Highlights & Insights¶

The choice of node degree as an FHE-friendly importance metric is highly practical—only addition operations are required, completely avoiding the noise accumulation and depth consumption of multiplication.
The dual optimization strategy (pruning to reduce data volume + adaptive activation to reduce computational complexity) is mutually orthogonal, offering a flexible efficiency–accuracy knob.
Migrating graph pruning from the plaintext domain to the encrypted domain represents a promising research direction.
The framework is architecture-agnostic and can be applied as a plug-in to various GNN variants including GCN and GraphSAGE.
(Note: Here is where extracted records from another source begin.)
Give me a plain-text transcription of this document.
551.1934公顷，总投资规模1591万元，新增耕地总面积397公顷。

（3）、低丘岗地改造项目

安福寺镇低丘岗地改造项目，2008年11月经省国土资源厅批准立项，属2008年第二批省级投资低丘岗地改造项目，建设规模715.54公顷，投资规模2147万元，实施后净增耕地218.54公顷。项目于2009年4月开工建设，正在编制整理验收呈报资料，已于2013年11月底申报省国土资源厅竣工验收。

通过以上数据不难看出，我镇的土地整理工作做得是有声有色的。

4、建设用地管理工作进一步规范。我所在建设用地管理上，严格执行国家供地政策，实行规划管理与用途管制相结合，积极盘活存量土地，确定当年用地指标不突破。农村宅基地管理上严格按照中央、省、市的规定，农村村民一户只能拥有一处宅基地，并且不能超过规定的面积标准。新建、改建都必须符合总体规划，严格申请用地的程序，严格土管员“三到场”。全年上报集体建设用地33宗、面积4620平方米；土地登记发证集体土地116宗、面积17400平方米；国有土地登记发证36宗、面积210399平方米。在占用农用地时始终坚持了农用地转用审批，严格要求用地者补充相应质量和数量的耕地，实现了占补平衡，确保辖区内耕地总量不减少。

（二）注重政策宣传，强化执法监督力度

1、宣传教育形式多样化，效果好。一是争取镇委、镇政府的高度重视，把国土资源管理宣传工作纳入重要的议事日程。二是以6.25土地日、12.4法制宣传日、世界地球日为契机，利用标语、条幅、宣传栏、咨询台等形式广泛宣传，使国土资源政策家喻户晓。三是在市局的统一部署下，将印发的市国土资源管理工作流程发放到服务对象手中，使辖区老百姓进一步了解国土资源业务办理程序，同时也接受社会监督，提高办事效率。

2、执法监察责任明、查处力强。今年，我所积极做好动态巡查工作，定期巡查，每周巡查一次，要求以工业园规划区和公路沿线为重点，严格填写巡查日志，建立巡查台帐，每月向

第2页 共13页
Limitations & Future Work¶

The homomorphic comparison stage (HE.AprxCmp) is itself compute-intensive and may partially offset pruning gains on large graphs.
Using only node degree as an importance metric may fail to adequately capture task-relevant node importance.
On some datasets, accuracy falls below Penguin (e.g., Citeseer: 45% vs. 44.6%), indicating that aggressive pruning can be harmful for certain graph structures.
Accuracy variance on PubMed is large (±12.5%), and stability requires improvement.
The combination with model compression techniques (e.g., knowledge distillation into FHE-friendly architectures) remains unexplored.

vs. CryptoGCN: Optimizes only internal model structure (sparse adjacency + simplified activation) without addressing input redundancy; DESIGN optimizes both data and computation jointly.
vs. LinGCN/Penguin: These methods employ improved polynomial approximation strategies but apply uniform degrees; DESIGN differentiates degree allocation based on node importance.
vs. Plaintext Graph Pruning: Plaintext methods can directly access features for fine-grained pruning; the encrypted domain is constrained by FHE computability, necessitating the use of "cheap" metrics such as node degree.

Rating¶

Novelty: ⭐⭐⭐⭐ First to combine input graph pruning and adaptive activation for FHE GNN inference, though the core components are relatively intuitive.
Experimental Thoroughness: ⭐⭐⭐⭐ Five datasets, multiple baselines, complete ablation and sensitivity analyses.
Writing Quality: ⭐⭐⭐ Notation is comprehensive but heavy; the main text is somewhat verbose.
Value: ⭐⭐⭐⭐ Highly practical; opens an input-side optimization direction for FHE GNN inference efficiency.